(160a) Develoment of a Novel 3D Bilayer Skin Model: Towards a Defined Skin Equivalent for RAPID Animal Free Cosmetics Screening | AIChE

(160a) Develoment of a Novel 3D Bilayer Skin Model: Towards a Defined Skin Equivalent for RAPID Animal Free Cosmetics Screening


Papadogiannis, F. - Presenter, University of Surrey
Wishart, G., University of Surrey
Gupta, P., University of Surrey
Lian, G., Unilever R&D Colworth Science Park
Velliou, E., University College London

Over the past three decades the development of human skin substitutes in the field of tissue engineering and regenerative medicine has significantly advanced. The manipulation of novel biomaterials has enabled the recapitulation of features of the native skin physiology including its’ biological architecture. The fabrication of skin substitutes is a very promising tool of clinical significance for wound healing, as well as of industrial significance for screening of the cosmetics and drugs. Research into the field of 3D tissue models as ‘living skin equivalents’ has been ongoing since the 1970’s with models based on Collagen I hydrogels being the first to occur1. Since then different 3D techniques like spheroids, hydrogels and polymeric scaffolds have been used to incorporate different cell types including fibroblasts and keratinocytes 2,3,4. However, a key limitation for most of these 3D models is that they are unable to mimic the structural differences between different skin layers, i.e., the epidermis and dermis layers. Structurally, the epidermis is a low porosity barrier for the skin with keratinocytes as its main cellular component while the dermis is a much more fibrous and porous structure containing an abundance of various ECM proteins like Collagen I and cellular components like fibroblasts and endothelial cells.

In the present study, we aim to create a hybrid in vitro model of skin, which recapitulates the structural and cellular configurations of the epidermis and dermis, i.e., keratinocytes for the epidermis layer and fibroblasts for the dermis layer. The low porosity epidermis layer was constructed with a Collagen I hydrogel while the porous dermis layer was constructed with Collagen I coated polyurethane (PU) polymeric scaffolds5,6,7.

Experimental methods:

Porous polyurethane (PU) scaffolds were prepared via Thermal Induced Phase Separation (TIPS) method and was surface modified with Collagen I via passive surface absorption for extracellular matrix (ECM) mimicry5,6,7. The PU scaffold was populated with fibroblast cells to mimic the dermis layer. Keratinocytes were cultured on to Collagen I containing Peptigel (Manchester BIOGEL, UK) to mimic the epidermis layer. The two sections were cultured individually for 1 week, post which they were assembled to for a 2-layer hybrid model of skin equivalent followed by long term culture of 3 weeks in a liquid- air culture method. Various in situ assays to measure and visualize cellular growth, proliferation, spatial organization and ECM mimicry was carried out at specific time points.


We have developed a long term bi-layer hybrid model of ‘skin equivalent’ focusing on mimicry of porosity and cellular component differences between epidermis and dermis layer of the skin. The developed model shows cellular growth, aggregation, proliferation as well ECM secretion for several weeks. Cellular interaction and cell motility across the two layers was also observed.

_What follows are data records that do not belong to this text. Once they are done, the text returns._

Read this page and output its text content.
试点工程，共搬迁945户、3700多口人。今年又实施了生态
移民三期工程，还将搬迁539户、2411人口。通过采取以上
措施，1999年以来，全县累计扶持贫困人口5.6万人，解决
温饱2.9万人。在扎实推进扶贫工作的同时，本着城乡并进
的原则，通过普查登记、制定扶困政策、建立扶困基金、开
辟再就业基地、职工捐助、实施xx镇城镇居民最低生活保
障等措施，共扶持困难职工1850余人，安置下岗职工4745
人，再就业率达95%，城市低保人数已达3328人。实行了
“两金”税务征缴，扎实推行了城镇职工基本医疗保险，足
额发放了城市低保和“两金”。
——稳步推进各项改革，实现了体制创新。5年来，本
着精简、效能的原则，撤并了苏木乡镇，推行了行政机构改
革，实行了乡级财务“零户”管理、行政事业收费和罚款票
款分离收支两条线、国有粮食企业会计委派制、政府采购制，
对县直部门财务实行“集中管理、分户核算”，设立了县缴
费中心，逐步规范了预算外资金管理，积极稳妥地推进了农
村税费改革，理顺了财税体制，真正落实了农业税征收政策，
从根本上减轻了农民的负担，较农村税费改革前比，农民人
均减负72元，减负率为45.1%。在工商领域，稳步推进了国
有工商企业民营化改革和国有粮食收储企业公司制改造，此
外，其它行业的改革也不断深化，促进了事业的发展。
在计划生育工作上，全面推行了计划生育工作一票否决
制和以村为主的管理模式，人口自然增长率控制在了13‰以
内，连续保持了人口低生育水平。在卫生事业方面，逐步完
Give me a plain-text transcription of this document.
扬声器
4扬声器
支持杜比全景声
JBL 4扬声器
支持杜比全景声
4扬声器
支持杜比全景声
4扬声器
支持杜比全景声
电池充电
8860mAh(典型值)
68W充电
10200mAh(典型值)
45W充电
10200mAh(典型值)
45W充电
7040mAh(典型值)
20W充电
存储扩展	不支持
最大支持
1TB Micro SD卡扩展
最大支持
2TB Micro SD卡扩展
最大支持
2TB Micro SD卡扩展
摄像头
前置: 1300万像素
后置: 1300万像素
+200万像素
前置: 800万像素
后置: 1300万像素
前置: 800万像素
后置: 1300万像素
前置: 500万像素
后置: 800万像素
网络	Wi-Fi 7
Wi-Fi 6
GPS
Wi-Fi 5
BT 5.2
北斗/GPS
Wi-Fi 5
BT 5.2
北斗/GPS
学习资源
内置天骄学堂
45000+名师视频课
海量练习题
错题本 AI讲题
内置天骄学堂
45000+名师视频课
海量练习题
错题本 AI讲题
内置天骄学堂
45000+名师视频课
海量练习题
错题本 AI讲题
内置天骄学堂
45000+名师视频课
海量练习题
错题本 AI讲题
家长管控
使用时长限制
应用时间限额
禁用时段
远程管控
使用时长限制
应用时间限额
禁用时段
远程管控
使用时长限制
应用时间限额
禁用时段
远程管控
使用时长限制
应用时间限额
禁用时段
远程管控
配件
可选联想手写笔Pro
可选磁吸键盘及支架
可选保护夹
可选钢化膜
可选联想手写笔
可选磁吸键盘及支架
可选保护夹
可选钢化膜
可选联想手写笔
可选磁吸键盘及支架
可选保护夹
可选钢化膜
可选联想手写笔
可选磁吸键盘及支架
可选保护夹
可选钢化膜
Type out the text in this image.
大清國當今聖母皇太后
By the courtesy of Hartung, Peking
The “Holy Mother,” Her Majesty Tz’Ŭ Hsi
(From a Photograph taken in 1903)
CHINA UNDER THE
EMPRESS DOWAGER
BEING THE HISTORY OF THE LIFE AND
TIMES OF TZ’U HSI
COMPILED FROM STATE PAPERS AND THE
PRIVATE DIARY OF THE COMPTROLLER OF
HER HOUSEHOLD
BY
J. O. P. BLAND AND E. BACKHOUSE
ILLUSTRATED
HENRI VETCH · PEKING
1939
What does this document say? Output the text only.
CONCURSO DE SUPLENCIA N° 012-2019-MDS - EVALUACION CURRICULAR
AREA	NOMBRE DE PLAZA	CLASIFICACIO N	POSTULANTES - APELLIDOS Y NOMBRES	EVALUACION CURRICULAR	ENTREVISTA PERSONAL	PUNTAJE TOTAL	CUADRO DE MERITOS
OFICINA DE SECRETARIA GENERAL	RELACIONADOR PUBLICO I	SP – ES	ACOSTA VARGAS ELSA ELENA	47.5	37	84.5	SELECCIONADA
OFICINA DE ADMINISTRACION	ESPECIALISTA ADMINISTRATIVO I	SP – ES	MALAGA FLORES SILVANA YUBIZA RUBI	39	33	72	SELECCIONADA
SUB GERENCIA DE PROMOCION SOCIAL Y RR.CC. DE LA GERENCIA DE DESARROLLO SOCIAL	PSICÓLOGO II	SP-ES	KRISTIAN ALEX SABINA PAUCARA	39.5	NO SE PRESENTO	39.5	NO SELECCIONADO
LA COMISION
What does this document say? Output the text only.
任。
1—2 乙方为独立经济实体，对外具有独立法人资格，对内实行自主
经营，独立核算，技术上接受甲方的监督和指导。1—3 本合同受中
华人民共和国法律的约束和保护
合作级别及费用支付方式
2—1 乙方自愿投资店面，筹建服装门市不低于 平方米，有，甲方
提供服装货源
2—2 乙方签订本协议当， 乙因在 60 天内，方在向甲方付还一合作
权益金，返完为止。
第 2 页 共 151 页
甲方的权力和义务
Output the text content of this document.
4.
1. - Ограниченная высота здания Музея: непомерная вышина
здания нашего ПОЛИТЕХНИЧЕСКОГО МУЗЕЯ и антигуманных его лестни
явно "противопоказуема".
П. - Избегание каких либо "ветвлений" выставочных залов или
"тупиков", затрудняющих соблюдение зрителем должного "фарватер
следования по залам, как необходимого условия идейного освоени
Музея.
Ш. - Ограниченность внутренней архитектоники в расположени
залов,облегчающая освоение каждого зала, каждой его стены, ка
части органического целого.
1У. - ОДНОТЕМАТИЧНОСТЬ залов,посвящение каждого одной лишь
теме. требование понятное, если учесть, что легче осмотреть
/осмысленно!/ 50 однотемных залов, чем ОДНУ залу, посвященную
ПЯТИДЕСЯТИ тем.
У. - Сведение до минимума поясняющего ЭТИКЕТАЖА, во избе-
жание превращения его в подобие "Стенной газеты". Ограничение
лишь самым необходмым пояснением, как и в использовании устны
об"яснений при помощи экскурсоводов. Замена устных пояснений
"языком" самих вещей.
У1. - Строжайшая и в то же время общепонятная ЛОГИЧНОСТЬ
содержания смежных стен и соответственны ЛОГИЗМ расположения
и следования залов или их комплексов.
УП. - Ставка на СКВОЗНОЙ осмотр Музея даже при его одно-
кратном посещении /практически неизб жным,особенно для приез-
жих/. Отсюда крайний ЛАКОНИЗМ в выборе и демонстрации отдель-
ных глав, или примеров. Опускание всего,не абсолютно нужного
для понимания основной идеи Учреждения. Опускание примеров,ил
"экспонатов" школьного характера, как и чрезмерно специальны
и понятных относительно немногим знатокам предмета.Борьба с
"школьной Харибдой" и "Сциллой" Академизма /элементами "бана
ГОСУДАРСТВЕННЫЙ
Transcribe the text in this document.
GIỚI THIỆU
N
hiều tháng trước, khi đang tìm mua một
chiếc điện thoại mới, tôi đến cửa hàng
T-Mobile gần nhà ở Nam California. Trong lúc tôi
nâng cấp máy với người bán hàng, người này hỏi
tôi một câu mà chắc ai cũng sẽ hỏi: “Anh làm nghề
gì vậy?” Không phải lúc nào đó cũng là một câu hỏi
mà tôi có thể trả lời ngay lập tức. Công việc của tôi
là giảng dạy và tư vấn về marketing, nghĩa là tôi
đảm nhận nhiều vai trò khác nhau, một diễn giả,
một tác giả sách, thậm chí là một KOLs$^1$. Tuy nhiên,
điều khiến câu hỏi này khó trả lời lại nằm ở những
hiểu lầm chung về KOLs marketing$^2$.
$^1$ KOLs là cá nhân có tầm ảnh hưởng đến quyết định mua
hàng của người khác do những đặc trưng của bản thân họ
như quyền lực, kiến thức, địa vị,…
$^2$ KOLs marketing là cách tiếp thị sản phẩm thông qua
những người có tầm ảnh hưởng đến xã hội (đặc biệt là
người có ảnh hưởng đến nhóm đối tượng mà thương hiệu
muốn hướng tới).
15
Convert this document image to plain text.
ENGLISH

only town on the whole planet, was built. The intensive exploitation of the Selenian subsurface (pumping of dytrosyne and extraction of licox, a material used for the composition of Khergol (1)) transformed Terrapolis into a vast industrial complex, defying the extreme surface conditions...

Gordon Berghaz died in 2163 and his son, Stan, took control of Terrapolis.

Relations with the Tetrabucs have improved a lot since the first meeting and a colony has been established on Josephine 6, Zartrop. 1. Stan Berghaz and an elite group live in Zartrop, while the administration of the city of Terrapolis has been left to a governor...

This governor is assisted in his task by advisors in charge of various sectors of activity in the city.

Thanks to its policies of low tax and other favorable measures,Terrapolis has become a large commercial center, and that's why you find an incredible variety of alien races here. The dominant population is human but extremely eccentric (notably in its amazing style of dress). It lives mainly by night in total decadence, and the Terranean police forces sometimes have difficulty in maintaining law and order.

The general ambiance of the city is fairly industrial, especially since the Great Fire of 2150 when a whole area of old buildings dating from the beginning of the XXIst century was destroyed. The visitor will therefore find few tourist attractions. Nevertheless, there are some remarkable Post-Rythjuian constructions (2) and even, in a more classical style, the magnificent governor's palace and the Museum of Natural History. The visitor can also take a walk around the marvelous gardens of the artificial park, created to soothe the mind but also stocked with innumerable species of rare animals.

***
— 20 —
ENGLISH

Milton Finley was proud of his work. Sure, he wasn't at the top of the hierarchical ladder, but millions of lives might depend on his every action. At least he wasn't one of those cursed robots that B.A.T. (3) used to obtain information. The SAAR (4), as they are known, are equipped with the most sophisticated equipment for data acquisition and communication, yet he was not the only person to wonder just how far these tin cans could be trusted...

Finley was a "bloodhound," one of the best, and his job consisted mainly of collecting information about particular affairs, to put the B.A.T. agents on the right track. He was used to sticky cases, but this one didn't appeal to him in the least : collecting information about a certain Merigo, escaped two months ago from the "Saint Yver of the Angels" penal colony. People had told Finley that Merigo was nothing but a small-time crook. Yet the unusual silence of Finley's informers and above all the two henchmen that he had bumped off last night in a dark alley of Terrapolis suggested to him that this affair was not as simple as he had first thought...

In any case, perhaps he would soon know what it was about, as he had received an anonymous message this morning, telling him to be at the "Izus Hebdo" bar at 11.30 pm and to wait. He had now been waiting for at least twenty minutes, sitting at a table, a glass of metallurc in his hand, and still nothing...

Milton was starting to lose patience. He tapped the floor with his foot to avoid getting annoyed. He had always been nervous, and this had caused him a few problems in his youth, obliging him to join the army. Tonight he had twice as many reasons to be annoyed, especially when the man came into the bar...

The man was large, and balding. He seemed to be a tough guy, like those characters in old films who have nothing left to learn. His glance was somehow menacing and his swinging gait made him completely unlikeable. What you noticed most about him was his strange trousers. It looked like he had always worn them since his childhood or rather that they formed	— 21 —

Our bilayer hybrid 3D ‘skin equivalent’ captures keys structural and cellular differences between skin layers and can be considered as a platform for various applications ranging from basic biological studies to applications in the cosmetics and pharmaceutical industries, i.e., via screening of the diffusivity and cell impact of cosmetic products and drgus.


This work was supported by the Royal Academy of Engineering via an Industrial Fellowship to E.V.. Further financial support was received from the Department of Chemical and Process Engineering of the University of Surrey, an Impact Acceleration Grant (IAA-KN9149C) from the University of Surrey, an IAA–EPSRC Grant (RN0281J) and the Royal Society. P.G has received financial support from a Commonwealth Rutherford Post-Doctoral Fellowship (2018 – 2020) and the 3D BioNet/ UKRI (2020-2021).


  1. Bell, E.et al., Proc. Natl. Acad. Sci. U.S.A, 1979,76:1274–1278
  2. Hirschhaeuser, F et al., Biotechnol, 2010: 148: 3 -15
  3. Vidal S.E.L et al., Biomaterials, 2019: 198: 194- 203
  4. Wang, X et al., Mater Today, 2013, 16:229- 241
  5. Totti, S. et al. RSC Advances. 2018; 8(37): 20928-20940.
  6. Gupta, et al. RSC Advances.2019; 9 (71): 41649-41663
  7. Totti, S. et al. Sensors and Actuators B: Chemical, 296, 126652.